1/4 oz or 1/2 oz jig heads work great with Gulps. Most of your DOAs are pre-set up. I usually use a 1/2 oz DOA shrimp. Both are used on light tackle. I use the Gulps around docks and pilings and use the DOA on the grass flats. I also use the 4 inch Gulps along the beach using a 1 oz jig head. If you are going to use artificial, do not use the cork, IMO. O*D*W


----------



## timeflies (Oct 3, 2007)

Remember that the cork not only pops, but it keeps your bait off the bottom. Those winter time canal trout love a suspended bait. Artificial or not.


----------



## jim t (Sep 30, 2007)

And pop them pretty hard in water that is cloudy or badly stained. You maybe can't pop so hard with a live bait.

Jim


----------



## catfever24 (Dec 26, 2011)

I personally don`t use a jig head under the popping cork or Cajun Thunder. I free line the gulp on a 2/0 or 3/0 circle hook. When you pop it, it floats back down verses dropping straight down. I`ve out fished my fishin buddy many times this way. He still uses a 1/4oz jig head and still can`t figure out why I catch more fish. I work the popping cork pretty good as well.


----------



## SpeedoJosh (Jun 15, 2013)

Are you guys steadily popping and retrieving, or popping then letting sit for a while?


----------



## Ragon210 (Jul 11, 2013)

what length of leader do yall use from your hook to the cork?


----------



## Magic Mike (Jun 30, 2009)

Ragon210 said:


> what length of leader do yall use from your hook to the cork?

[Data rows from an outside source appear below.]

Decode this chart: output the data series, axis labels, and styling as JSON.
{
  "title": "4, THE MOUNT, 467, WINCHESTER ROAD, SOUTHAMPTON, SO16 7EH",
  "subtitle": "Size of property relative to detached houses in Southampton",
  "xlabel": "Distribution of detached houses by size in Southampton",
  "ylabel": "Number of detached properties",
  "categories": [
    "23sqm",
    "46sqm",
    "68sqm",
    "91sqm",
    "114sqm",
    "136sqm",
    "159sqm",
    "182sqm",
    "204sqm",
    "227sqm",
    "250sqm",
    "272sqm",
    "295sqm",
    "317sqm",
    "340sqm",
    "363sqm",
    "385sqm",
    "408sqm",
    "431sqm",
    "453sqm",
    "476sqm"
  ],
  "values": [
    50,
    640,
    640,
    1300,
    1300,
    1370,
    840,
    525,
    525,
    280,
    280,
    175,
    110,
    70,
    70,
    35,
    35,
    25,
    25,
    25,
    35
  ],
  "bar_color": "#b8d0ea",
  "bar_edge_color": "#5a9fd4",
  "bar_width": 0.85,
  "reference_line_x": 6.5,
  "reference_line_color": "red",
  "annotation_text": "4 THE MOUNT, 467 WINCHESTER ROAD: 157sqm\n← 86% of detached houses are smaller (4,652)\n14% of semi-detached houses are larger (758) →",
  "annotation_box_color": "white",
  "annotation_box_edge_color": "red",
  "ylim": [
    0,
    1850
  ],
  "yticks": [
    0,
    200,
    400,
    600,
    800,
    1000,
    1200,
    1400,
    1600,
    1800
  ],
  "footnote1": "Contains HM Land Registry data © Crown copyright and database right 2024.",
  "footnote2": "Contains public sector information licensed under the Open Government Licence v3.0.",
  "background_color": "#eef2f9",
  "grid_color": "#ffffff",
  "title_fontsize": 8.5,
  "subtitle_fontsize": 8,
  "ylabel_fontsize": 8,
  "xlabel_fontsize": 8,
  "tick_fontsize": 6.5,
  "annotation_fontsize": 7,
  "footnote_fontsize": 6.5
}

Depends on the depth you're fishing... I like my to just touch the grass so when I pop it, he jumps out the grass, then drifts back down into it... like a natural shrimp would. Typically, mine is 2-4' long


----------



## Desert Eagle (Apr 25, 2012)

Pop it 3 quick short pops, allow the bait to fall, repeat.

The popping sound calls the fish and upon the fish's arrival, it sees the only movement in the area which is your falling bait - then BAM (hopefully)!!!

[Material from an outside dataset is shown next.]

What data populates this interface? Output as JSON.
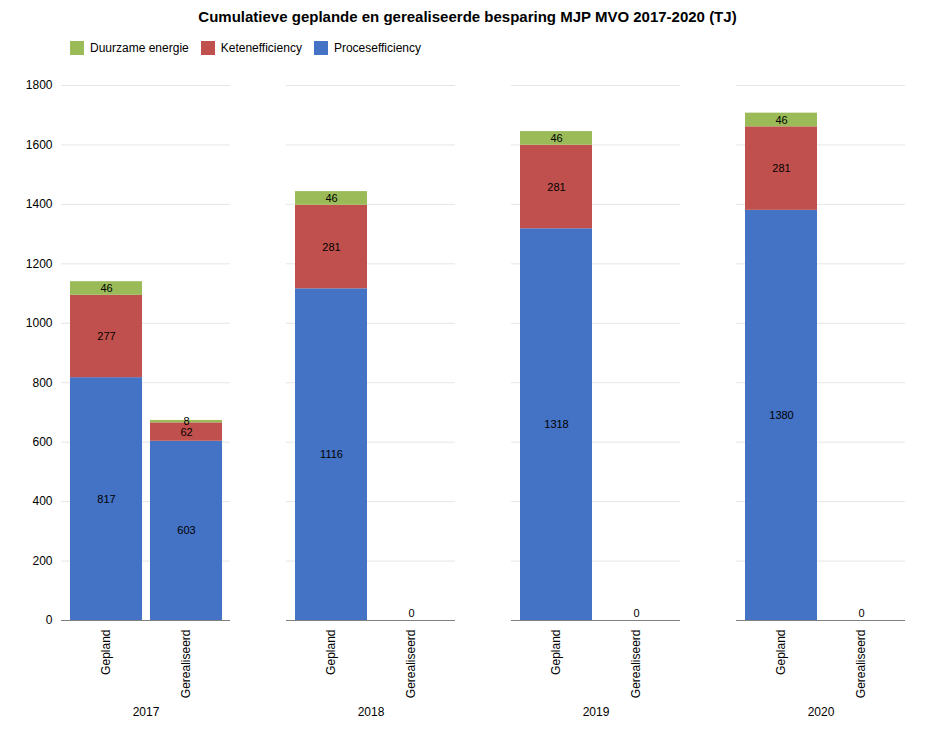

You should only have 18-20" of line between the cork and the bait.


----------



## moe (Aug 9, 2013)

I use popping/rattle corks all the time with live and artifical. DOA's work good under a cork. If I use a jig head for gulp or cacahoe under a cork, I usually use 1/8th oz. leader length depends on depth of water but it's usually 18" to 30"


----------



## tailfisher1979 (Jan 24, 2012)

Another option is a bubble rig with a plastic bead between it and the swivel. Casts a lot further and works just as well.


----------



## LSP552 (May 4, 2013)

If using plastic with a cork, I like a very light weight jig head, usually a 1/16 or 1/8. This seems to provide a bit better movement/action when working the cork.

Ken


----------



## smooth move (Sep 25, 2012)

*split shot*

i use a wide gap worm hook or a kahle hook with a split shot about 6-7" above it and i like the bait about a foot off the bottom.


----------